CLEARWATER TRIBUNE HOME
Current water supply outlook is bleak
Idaho’s snowpacks range from fair to poor according to snow survey data collected last week by the Natural Resources Conservation Service. The poor snowpacks across the state can be attributed to November, December and January’s minimal precipitation.
“The weather pattern this year is typical during El Niño years with good snow levels in the Southwest US and below normal levels in the Pacific Northwest.” said Ron Abramovich, Water Supply specialist for NRCS.
The best snowpacks are in the Owyhee basin at 95 percent of average and the lowest in the Coeur d'Alene, St. Joe, and Palouse basins at 50-55 percent of average. The snow in the Upper Snake River basin in eastern Idaho and western Wyoming is 60 percent of average, the fifth lowest in fifty years.
Based on historic data, when the snowpack is this low on Feb. 1, it does not recover to even near normal levels by April 1.
Water users can expect below normal runoff across all of Idaho. Current stream flow forecasts range from 45-80 percent of average and did not change much from volumes predicted in January because of the below normal January precipitation
“The good news is that the reservoir storage is above average across most of the state and that will help buffer impacts of the below normal stream flows,” Abramovich added. “Water managers will monitor snow levels, inflows and spring weather closely when the melt season starts to ensure reservoirs fill as much as possible.”

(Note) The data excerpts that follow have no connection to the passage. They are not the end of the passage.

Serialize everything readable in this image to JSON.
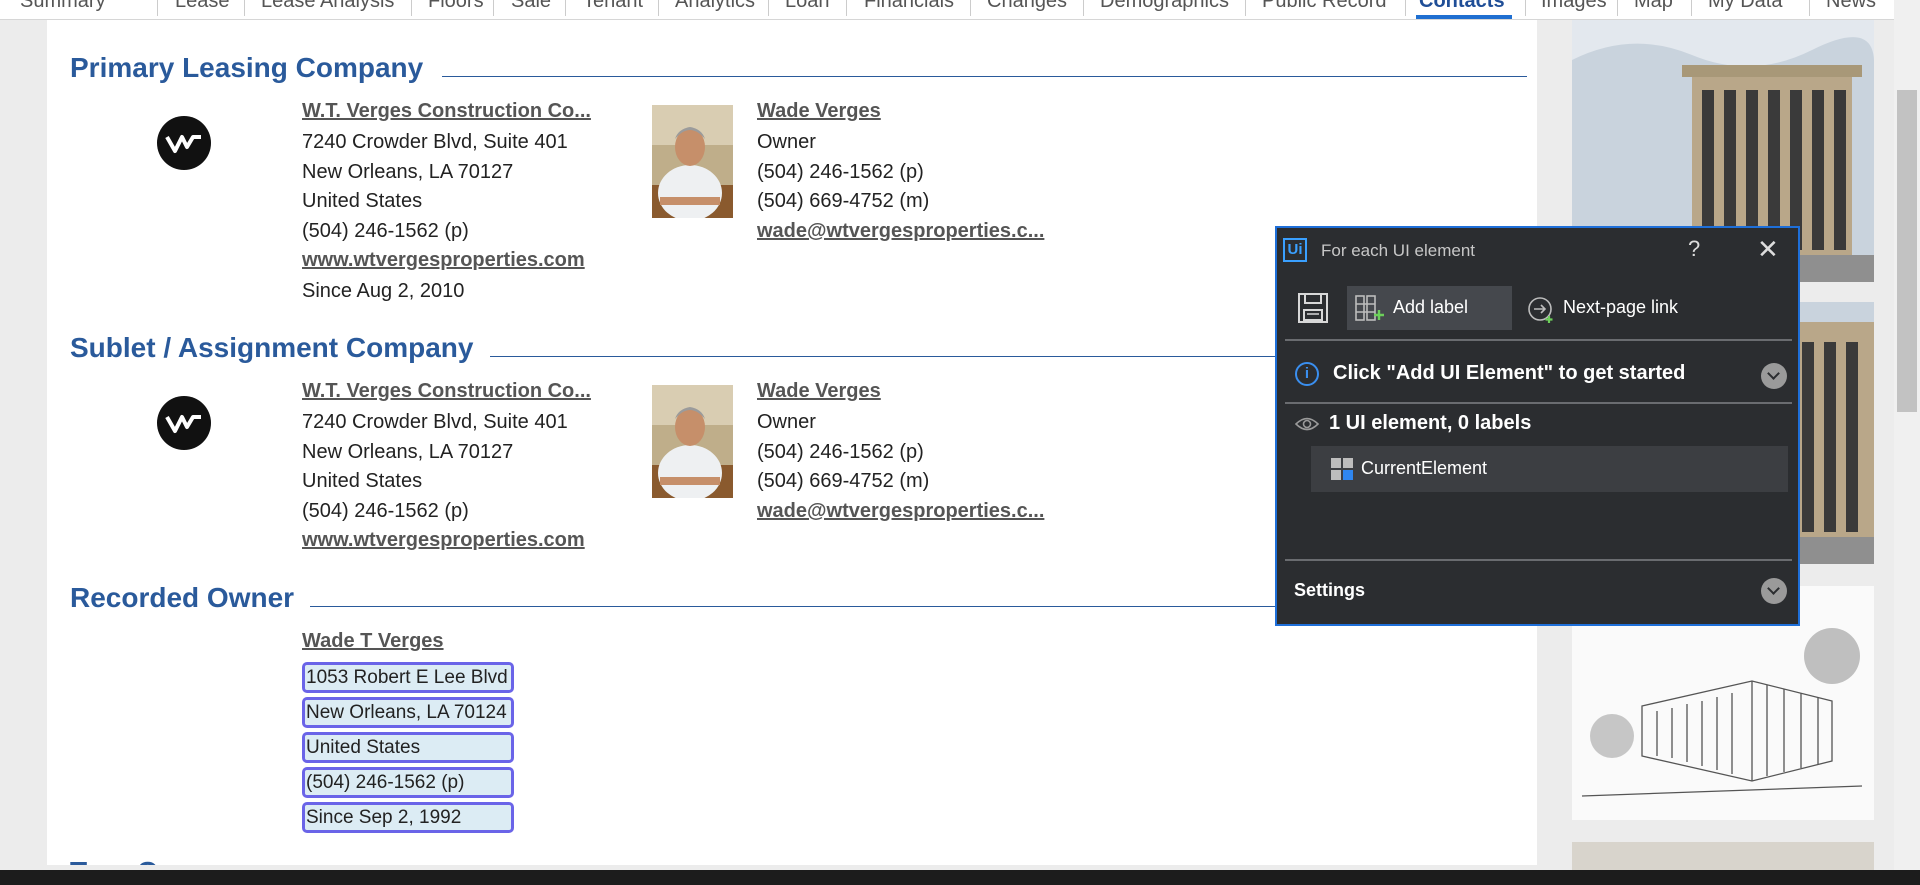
{
  "nav": {
    "tabs": [
      "Summary",
      "Lease",
      "Lease Analysis",
      "Floors",
      "Sale",
      "Tenant",
      "Analytics",
      "Loan",
      "Financials",
      "Changes",
      "Demographics",
      "Public Record",
      "Contacts",
      "Images",
      "Map",
      "My Data",
      "News"
    ],
    "active": "Contacts"
  },
  "sections": {
    "primary": {
      "title": "Primary Leasing Company",
      "company": {
        "name": "W.T. Verges Construction Co...",
        "address": "7240 Crowder Blvd, Suite 401",
        "city": "New Orleans, LA 70127",
        "country": "United States",
        "phone": "(504) 246-1562 (p)",
        "website": "www.wtvergesproperties.com",
        "since": "Since Aug 2, 2010"
      },
      "contact": {
        "name": "Wade Verges",
        "role": "Owner",
        "phone": "(504) 246-1562 (p)",
        "mobile": "(504) 669-4752 (m)",
        "email": "wade@wtvergesproperties.c..."
      }
    },
    "sublet": {
      "title": "Sublet / Assignment Company",
      "company": {
        "name": "W.T. Verges Construction Co...",
        "address": "7240 Crowder Blvd, Suite 401",
        "city": "New Orleans, LA 70127",
        "country": "United States",
        "phone": "(504) 246-1562 (p)",
        "website": "www.wtvergesproperties.com"
      },
      "contact": {
        "name": "Wade Verges",
        "role": "Owner",
        "phone": "(504) 246-1562 (p)",
        "mobile": "(504) 669-4752 (m)",
        "email": "wade@wtvergesproperties.c..."
      }
    },
    "owner": {
      "title": "Recorded Owner",
      "name": "Wade T Verges",
      "address": "1053 Robert E Lee Blvd",
      "city": "New Orleans, LA 70124",
      "country": "United States",
      "phone": "(504) 246-1562 (p)",
      "since": "Since Sep 2, 1992"
    },
    "next_title": "True Owner"
  },
  "overlay": {
    "title": "For each UI element",
    "help": "?",
    "close": "✕",
    "add_label": "Add label",
    "next_page": "Next-page link",
    "info": "Click \"Add UI Element\" to get started",
    "summary": "1 UI element, 0 labels",
    "element": "CurrentElement",
    "settings": "Settings",
    "accent": "#1e6fd9"
  },
  "colors": {
    "section_title": "#2a5a9b",
    "highlight_border": "#6a64e8",
    "highlight_fill": "#dcecf4"
  }
}
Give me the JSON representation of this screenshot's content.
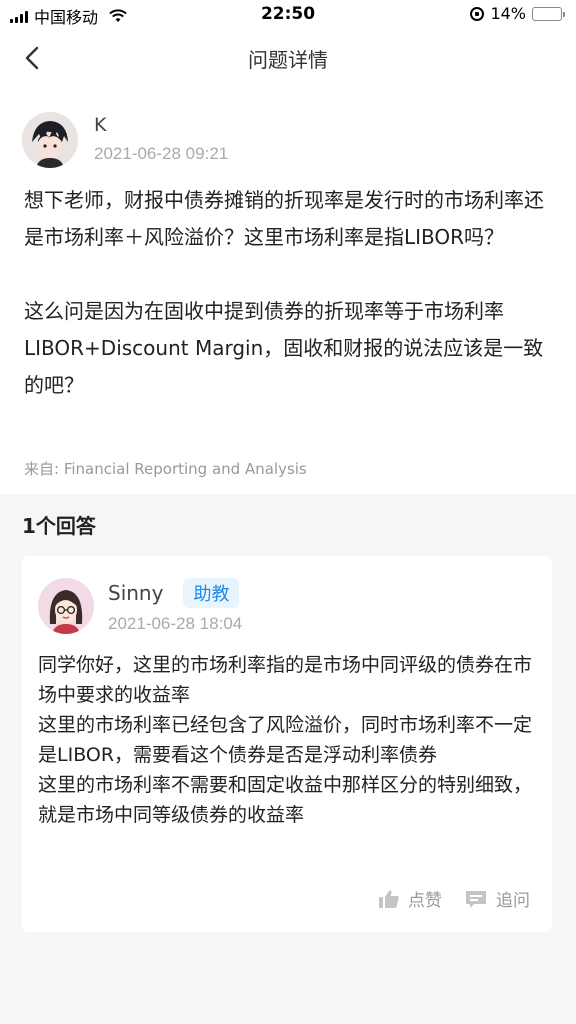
{
  "status_bar": {
    "carrier": "中国移动",
    "time": "22:50",
    "battery": "14%",
    "battery_level": 0.14
  },
  "nav": {
    "title": "问题详情"
  },
  "question": {
    "author": "K",
    "time": "2021-06-28 09:21",
    "paragraphs": [
      "想下老师，财报中债券摊销的折现率是发行时的市场利率还是市场利率＋风险溢价？这里市场利率是指LIBOR吗？",
      "这么问是因为在固收中提到债券的折现率等于市场利率LIBOR+Discount Margin，固收和财报的说法应该是一致的吧？"
    ],
    "source": "来自: Financial Reporting and Analysis"
  },
  "answers": {
    "title": "1个回答",
    "items": [
      {
        "author": "Sinny",
        "badge": "助教",
        "time": "2021-06-28 18:04",
        "lines": [
          "同学你好，这里的市场利率指的是市场中同评级的债券在市场中要求的收益率",
          "这里的市场利率已经包含了风险溢价，同时市场利率不一定是LIBOR，需要看这个债券是否是浮动利率债券",
          "这里的市场利率不需要和固定收益中那样区分的特别细致，就是市场中同等级债券的收益率"
        ],
        "like_label": "点赞",
        "followup_label": "追问"
      }
    ]
  },
  "colors": {
    "accent": "#1e8ae8",
    "battery": "#f5c400"
  }
}
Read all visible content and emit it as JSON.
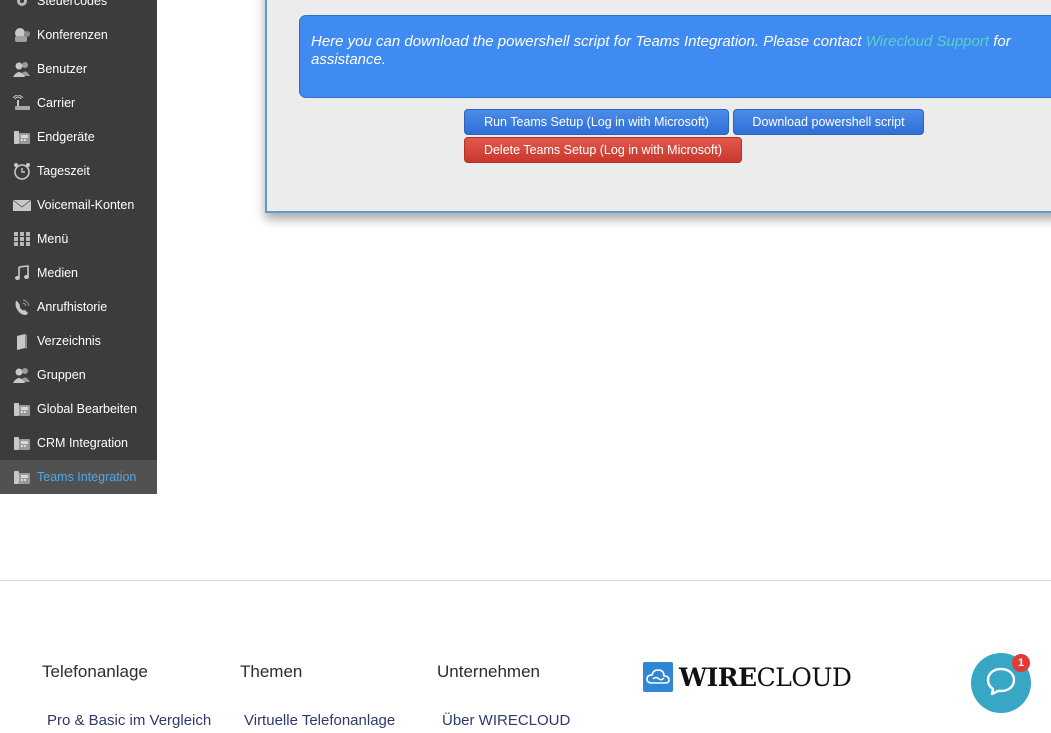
{
  "sidebar": {
    "items": [
      {
        "label": "Steuercodes",
        "icon": "gear-icon"
      },
      {
        "label": "Konferenzen",
        "icon": "conference-icon"
      },
      {
        "label": "Benutzer",
        "icon": "users-icon"
      },
      {
        "label": "Carrier",
        "icon": "antenna-icon"
      },
      {
        "label": "Endgeräte",
        "icon": "phone-icon"
      },
      {
        "label": "Tageszeit",
        "icon": "clock-icon"
      },
      {
        "label": "Voicemail-Konten",
        "icon": "mail-icon"
      },
      {
        "label": "Menü",
        "icon": "grid-icon"
      },
      {
        "label": "Medien",
        "icon": "music-icon"
      },
      {
        "label": "Anrufhistorie",
        "icon": "handset-icon"
      },
      {
        "label": "Verzeichnis",
        "icon": "book-icon"
      },
      {
        "label": "Gruppen",
        "icon": "users-icon"
      },
      {
        "label": "Global Bearbeiten",
        "icon": "phone-icon"
      },
      {
        "label": "CRM Integration",
        "icon": "phone-icon"
      },
      {
        "label": "Teams Integration",
        "icon": "phone-icon"
      }
    ],
    "active_label": "Teams Integration",
    "active_color": "#4ea8e6"
  },
  "panel": {
    "info_text_before": "Here you can download the powershell script for Teams Integration. Please contact ",
    "info_link": "Wirecloud Support",
    "info_text_after": " for assistance.",
    "run_setup_label": "Run Teams Setup (Log in with Microsoft)",
    "download_label": "Download powershell script",
    "delete_setup_label": "Delete Teams Setup (Log in with Microsoft)"
  },
  "footer": {
    "col1_heading": "Telefonanlage",
    "col1_link": "Pro & Basic im Vergleich",
    "col2_heading": "Themen",
    "col2_link": "Virtuelle Telefonanlage",
    "col3_heading": "Unternehmen",
    "col3_link": "Über WIRECLOUD",
    "logo_bold": "WIRE",
    "logo_rest": "CLOUD",
    "chat_badge": "1"
  },
  "colors": {
    "sidebar_bg": "#3c3c3c",
    "info_box": "#3f8bf2",
    "button_blue": "#2f6fd6",
    "button_red": "#c9382d",
    "chat": "#38a7c6"
  }
}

Also good news, there is enough snow to have fun in! The snow depths are adequate for all types of winter recreation in the mountains. However, a hazardous weak layer in the snowpack persists and has resulted in four avalanche fatalities in Idaho so far this winter.
More snow is needed to deeply bury this layer so it is less susceptible to sliding. Furthermore, more snow will provide much needed moisture for Idaho's numerous water users.
Clearwater River Basin
The Clearwater Mountains received snow recently but need a phenomenal amount of snow to bring the snow water content near average by April. Projected stream flow volumes will be low ranging from 55-65 percent of average. Dworshak Reservoir is storing near average amounts and will help supplement the lower summer stream flow levels.
Snowpacks are below average across the region ranging from 50-85 percent of normal. This is a perfect model of the El Niño weather pattern – the southwest US has abundant winter moisture while the northwest tends to be dry. The low snowpack leads to less than optimal stream flow forecasts with the lowest flows predicted for the Spokane River at 45–50 percent of average and the highest for Clark Fork and Pend Oreille Lake Inflow at 80 percent of average.
Salmon River Basin
The snowpack is only 69 percent of normal. The Salmon River and its tributaries are forecast to flow between 65-70 percent of their normal summertime volumes. Recreationists will still have a good season, but the duration of the high water season will be shorter with less snow to feed the river.
Weiser, Payette, Boise River Basins
This region received almost near average precipitation in January which helped the snowpack in all three basins. The Weiser and Boise basins currently stand at about 83 percent of average while the Payette basin is 73 percent of average. Near normal precipitation the next two months will help to maintain a snowpack of 80 precent of average on April 1 which should be enough to meet surface irrigation water supplies in the valley. Good reservoir storage in the Boise and Payette reservoir systems will help irrigators and recreationists make it through the season despite the lower than normal snow.
Wood and Lost River Basins
The best snowpack is in Camas Creek at 92 percent of average and the lowest snow is in the Big Lost and Little Lost drainages, both at 66 percent. The spring and summer stream flow volumes are predicted to range between 50-65 percent. The good news is that the current reservoir storage is 92 percent of average for Magic and 130 percent for Mackay reservoirs. However, the mountains need lots more snow or good spring rains like last year to offset any water shortages.
Upper Snake River Basin
The entire Upper Snake River is in desperate need of more snow. Unfortunately, historical data shows there is little hope for snowpack recovery by April 1. The Upper Snake basin is experiencing one of its leanest winters since records began. An index combining 28 snow measuring sites in the basin above American Falls shows that this is the 6th lowest snowpack in 50 years. Reservoir storage is above average and will supplement low stream flow volumes. With current snow levels very similar to 2001 levels, a year when stream flows were only 47 percent of average, irrigators may need to use conservation practices implemented during other recent water short years.
Southside Snake River Basin
Snowpacks improved as Southside basins picked up near average precipitation in January due to the El Nino weather pattern. Current stream flow forecasts call for 68 percent of average for Oakley Reservoir inflow, 50 percent for Salmon Falls Creek, and 59 percent in the Bruneau River. Irrigation water supplies should be marginally adequate in the Oakley and Owyhee basins while shortages may occur on the Salmon Falls tract.
Bear River Basin
The recent snow in the Bear River high country at the end of January was not enough to boost the snowpack which is at 61 percent of average. Bear Lake is 38 percent full but despite the low levels of stored water, the size of this reservoir should provide adequate irrigation supplies even with limited inflows. The lack of inflows means the lake will be even lower by summer's end.